The Poems May Seem Too Insubstantial or Too Varied to Build a Lesson Around: The poems are relatively short and, despite the unifying subject of Lucy, they have varying themes, narratives, and perspectives. At first reading, it can feel like there’s not enough overlapping substance among them to create a unified lesson.
- What to do: Two strategies can help. First, encourage your students not to approach the Lucy poems as a continuous narrative. After all, the poems combine to form more of a collage or loose collection of vignettes. By setting aside the need for a clear story, the class can explore each poem on its own terms, discussing the formal techniques, images, and themes it offers.
- The second strategy is to broaden the discussion by putting the work in context. Through supplementary reading, give students a sense of the tenets of the English Romantic movement. Consider how the Lucy poems reflect those tenets, and how Wordsworth’s attitudes contrast with those of other Romantics.
Alternative Approaches to Teaching the Lucy Poems
While the main ideas and discussion questions above are typically the focal points of units involving Wordsworth’s Lucy poems, the following suggestions represent alternative approaches that may enrich your students’ experience and understanding of the poems.
Focus on the use of ballad form. Drawing students’ attention to the formal qualities in poetry can be challenging, but the Lucy poems are fairly easy to negotiate, and there are some rewards gained by addressing their form. Have students consider what impact the rhyme scheme and alternating line lengths have on the experience of reading the poems. Why do they think Wordsworth changed from four- to six-line stanzas for “Three years she grew in sun and shower”? It’s also worthwhile to point out that using the ballad structure, with its roots in folk culture, is in keeping with Wordsworth’s desire to reject what he saw as the stuffy pretensions that marked the most lauded English poetry of his time.
Focus on gender issues related to the concept of the muse and the personification of nature. Traditionally, muses have been female, and the poets they’ve inspired have been male. Is this relationship inherently sexist? If so, does that mean the Lucy poems are sexist? Can students come up with a line of defense to charges of sexism against Wordsworth? Another gender issue arises in “Three years she grew in sun and shower,” which consists primarily of lines spoken by a personified Nature. It’s more common in such circumstances for Nature to be portrayed as female, but in this case Nature appears to be male. Why would Wordsworth have broken from convention in this way? Is there any room for ambiguity in interpreting the gender of Nature in the poem? If so, how likely is it that the ambiguity was intentional on Wordsworth’s part?
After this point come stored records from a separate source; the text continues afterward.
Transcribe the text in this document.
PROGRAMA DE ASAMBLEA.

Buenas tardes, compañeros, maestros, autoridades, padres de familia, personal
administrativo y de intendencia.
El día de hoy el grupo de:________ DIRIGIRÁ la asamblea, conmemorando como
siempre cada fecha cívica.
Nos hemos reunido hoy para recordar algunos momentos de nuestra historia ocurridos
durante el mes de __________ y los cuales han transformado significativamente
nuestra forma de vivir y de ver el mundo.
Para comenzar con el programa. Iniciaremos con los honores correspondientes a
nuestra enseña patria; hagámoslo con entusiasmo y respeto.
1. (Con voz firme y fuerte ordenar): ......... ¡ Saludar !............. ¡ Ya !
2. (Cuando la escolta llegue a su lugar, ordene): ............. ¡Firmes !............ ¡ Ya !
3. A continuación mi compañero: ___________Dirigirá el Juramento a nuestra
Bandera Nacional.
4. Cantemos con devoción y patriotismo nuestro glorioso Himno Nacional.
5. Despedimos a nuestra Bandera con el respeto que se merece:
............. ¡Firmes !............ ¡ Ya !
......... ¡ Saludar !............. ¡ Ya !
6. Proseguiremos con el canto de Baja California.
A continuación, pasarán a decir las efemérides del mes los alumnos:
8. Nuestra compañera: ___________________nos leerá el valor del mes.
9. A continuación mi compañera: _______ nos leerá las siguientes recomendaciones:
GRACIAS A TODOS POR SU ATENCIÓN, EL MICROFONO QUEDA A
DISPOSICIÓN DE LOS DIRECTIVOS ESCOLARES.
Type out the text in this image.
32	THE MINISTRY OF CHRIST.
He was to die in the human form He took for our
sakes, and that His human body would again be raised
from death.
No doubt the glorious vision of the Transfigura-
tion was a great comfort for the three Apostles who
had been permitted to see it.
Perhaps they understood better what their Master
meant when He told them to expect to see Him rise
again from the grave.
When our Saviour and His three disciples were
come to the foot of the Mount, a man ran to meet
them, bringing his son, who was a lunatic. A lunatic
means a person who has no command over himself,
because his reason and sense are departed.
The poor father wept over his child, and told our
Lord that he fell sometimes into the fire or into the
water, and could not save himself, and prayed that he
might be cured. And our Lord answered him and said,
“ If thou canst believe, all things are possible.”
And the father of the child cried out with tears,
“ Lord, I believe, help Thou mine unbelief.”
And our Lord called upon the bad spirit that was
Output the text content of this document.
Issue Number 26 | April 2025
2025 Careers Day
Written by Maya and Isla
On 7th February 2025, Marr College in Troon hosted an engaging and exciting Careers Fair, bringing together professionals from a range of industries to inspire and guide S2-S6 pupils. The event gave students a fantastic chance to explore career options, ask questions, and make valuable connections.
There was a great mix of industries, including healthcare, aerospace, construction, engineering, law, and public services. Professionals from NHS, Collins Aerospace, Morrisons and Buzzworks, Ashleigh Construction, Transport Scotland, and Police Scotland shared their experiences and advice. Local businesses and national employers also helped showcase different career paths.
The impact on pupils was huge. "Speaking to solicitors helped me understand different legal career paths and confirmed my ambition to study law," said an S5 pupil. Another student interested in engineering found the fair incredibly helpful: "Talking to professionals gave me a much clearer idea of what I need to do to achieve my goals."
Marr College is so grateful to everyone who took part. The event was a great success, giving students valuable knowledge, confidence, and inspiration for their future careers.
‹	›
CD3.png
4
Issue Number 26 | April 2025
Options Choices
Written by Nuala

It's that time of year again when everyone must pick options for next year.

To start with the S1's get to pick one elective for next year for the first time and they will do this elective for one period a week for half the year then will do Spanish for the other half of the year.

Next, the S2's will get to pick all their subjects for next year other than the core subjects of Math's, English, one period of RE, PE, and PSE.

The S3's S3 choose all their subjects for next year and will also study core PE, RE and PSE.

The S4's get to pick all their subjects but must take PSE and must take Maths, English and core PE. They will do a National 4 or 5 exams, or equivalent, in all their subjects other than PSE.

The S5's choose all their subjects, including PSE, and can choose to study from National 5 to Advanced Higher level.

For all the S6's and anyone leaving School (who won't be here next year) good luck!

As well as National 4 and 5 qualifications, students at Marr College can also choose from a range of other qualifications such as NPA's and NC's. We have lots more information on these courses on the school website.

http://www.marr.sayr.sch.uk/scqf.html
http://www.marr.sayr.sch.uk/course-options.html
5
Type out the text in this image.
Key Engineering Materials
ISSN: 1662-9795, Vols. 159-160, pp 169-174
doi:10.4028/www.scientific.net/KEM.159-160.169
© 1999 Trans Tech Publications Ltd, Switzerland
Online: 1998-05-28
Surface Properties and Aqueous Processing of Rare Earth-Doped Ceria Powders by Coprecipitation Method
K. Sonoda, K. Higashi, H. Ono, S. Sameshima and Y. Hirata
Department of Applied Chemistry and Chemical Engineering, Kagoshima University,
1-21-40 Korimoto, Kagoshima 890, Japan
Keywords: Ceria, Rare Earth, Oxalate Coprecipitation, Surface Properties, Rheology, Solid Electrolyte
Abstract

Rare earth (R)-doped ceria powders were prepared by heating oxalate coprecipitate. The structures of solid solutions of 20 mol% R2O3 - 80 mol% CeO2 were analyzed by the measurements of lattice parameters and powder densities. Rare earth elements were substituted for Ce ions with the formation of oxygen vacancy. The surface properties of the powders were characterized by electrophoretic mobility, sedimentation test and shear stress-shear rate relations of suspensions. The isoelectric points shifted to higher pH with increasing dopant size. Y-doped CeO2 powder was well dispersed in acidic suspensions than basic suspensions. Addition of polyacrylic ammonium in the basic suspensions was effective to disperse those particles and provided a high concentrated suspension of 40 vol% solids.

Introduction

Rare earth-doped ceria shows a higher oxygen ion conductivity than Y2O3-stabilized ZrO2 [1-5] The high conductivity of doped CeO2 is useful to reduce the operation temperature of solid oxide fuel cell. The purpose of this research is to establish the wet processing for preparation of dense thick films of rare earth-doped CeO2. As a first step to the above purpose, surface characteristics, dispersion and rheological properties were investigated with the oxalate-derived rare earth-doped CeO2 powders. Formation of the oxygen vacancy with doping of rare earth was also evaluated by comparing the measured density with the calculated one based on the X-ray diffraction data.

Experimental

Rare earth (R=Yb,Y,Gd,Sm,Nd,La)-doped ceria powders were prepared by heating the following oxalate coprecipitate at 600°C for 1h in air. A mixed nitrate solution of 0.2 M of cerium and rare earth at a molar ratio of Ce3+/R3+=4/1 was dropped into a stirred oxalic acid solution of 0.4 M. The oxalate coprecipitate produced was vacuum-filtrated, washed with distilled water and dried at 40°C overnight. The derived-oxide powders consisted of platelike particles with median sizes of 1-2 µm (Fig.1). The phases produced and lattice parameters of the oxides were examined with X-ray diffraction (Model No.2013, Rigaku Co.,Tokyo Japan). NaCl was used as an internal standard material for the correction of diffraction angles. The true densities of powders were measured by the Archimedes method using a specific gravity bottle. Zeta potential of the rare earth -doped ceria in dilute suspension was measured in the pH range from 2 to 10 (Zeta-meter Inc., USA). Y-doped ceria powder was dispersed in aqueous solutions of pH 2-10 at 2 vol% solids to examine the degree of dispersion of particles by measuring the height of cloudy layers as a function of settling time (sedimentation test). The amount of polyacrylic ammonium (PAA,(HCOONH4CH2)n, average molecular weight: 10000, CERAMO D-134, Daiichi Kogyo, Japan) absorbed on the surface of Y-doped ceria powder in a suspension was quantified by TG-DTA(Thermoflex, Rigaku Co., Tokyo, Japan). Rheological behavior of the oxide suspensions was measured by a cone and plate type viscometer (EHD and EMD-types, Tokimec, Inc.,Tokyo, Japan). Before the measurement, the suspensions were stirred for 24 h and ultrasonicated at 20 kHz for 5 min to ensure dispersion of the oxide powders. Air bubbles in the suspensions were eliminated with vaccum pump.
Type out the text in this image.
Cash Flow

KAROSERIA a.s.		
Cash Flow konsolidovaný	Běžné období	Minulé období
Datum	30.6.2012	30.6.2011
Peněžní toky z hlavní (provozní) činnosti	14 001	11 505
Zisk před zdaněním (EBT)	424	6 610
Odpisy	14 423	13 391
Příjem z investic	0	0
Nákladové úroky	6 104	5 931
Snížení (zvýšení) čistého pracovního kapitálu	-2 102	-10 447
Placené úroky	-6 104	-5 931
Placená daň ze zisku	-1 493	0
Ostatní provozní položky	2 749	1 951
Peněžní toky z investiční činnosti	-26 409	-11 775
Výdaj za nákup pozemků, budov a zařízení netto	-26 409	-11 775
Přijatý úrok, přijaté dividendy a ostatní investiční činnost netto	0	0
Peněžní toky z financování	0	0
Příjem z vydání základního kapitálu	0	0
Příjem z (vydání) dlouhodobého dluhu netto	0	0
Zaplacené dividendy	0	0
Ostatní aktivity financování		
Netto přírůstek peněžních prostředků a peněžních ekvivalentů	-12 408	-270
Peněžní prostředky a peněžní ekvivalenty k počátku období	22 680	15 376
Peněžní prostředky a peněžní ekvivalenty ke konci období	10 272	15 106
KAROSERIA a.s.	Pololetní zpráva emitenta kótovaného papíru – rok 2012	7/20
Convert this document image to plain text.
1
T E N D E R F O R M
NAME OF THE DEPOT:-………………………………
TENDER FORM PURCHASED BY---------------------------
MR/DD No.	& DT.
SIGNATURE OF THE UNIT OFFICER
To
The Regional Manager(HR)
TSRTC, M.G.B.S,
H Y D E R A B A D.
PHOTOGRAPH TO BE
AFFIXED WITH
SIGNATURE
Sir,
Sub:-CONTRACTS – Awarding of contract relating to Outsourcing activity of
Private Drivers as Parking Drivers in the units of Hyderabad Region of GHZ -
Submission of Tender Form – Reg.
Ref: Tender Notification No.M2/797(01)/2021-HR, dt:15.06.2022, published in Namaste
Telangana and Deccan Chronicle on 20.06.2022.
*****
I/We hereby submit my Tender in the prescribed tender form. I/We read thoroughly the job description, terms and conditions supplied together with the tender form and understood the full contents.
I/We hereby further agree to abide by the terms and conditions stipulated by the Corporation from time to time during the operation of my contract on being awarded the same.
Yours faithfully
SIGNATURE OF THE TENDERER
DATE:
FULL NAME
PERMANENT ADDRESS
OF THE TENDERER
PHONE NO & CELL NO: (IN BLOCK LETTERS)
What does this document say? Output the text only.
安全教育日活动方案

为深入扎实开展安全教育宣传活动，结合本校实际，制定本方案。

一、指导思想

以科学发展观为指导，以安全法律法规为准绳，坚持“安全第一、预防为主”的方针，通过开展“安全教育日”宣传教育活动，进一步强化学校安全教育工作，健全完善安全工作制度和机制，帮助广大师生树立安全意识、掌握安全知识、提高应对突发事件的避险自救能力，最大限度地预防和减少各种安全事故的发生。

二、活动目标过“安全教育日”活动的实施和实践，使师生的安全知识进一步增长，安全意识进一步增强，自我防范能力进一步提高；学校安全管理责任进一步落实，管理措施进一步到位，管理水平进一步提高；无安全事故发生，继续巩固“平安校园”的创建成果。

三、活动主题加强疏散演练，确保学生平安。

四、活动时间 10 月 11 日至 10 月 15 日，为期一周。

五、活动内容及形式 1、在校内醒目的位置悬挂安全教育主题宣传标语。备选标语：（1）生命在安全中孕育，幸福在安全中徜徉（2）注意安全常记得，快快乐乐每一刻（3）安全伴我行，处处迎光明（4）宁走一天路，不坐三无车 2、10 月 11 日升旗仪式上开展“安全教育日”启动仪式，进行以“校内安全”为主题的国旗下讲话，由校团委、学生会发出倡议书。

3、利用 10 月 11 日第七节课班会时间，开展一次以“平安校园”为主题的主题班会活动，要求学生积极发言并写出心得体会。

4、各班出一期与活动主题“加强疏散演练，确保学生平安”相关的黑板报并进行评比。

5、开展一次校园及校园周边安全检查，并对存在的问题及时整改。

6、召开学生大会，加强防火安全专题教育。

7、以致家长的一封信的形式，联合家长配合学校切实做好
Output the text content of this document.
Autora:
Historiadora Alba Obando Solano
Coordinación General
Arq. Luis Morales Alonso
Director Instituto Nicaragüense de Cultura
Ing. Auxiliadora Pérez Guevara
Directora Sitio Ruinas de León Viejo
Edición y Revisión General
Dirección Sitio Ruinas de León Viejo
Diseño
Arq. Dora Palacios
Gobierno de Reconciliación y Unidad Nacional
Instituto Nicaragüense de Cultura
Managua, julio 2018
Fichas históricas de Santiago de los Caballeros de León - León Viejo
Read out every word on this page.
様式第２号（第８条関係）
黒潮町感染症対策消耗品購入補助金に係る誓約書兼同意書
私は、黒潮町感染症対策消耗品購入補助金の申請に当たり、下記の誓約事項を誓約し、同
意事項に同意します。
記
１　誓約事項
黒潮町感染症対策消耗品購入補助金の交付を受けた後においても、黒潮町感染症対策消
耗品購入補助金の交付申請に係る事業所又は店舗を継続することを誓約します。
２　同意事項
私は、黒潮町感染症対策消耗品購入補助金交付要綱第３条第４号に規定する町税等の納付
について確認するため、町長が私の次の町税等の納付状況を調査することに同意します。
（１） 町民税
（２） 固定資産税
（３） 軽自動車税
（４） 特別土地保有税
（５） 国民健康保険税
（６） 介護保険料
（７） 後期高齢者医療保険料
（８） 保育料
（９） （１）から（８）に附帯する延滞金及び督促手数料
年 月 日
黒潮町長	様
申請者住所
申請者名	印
Focus on Wordsworth’s use of metaphor to describe Lucy. Throughout the Lucy poems, Wordsworth uses a broad array of metaphors to characterize Lucy, contributing to her enigmatic nature. Surveying these metaphors, what patterns emerge? What do the metaphors reveal about the speaker’s vision of Lucy? To what extent are the metaphors expected and clichéd? To what extent are they surprising and unexpected?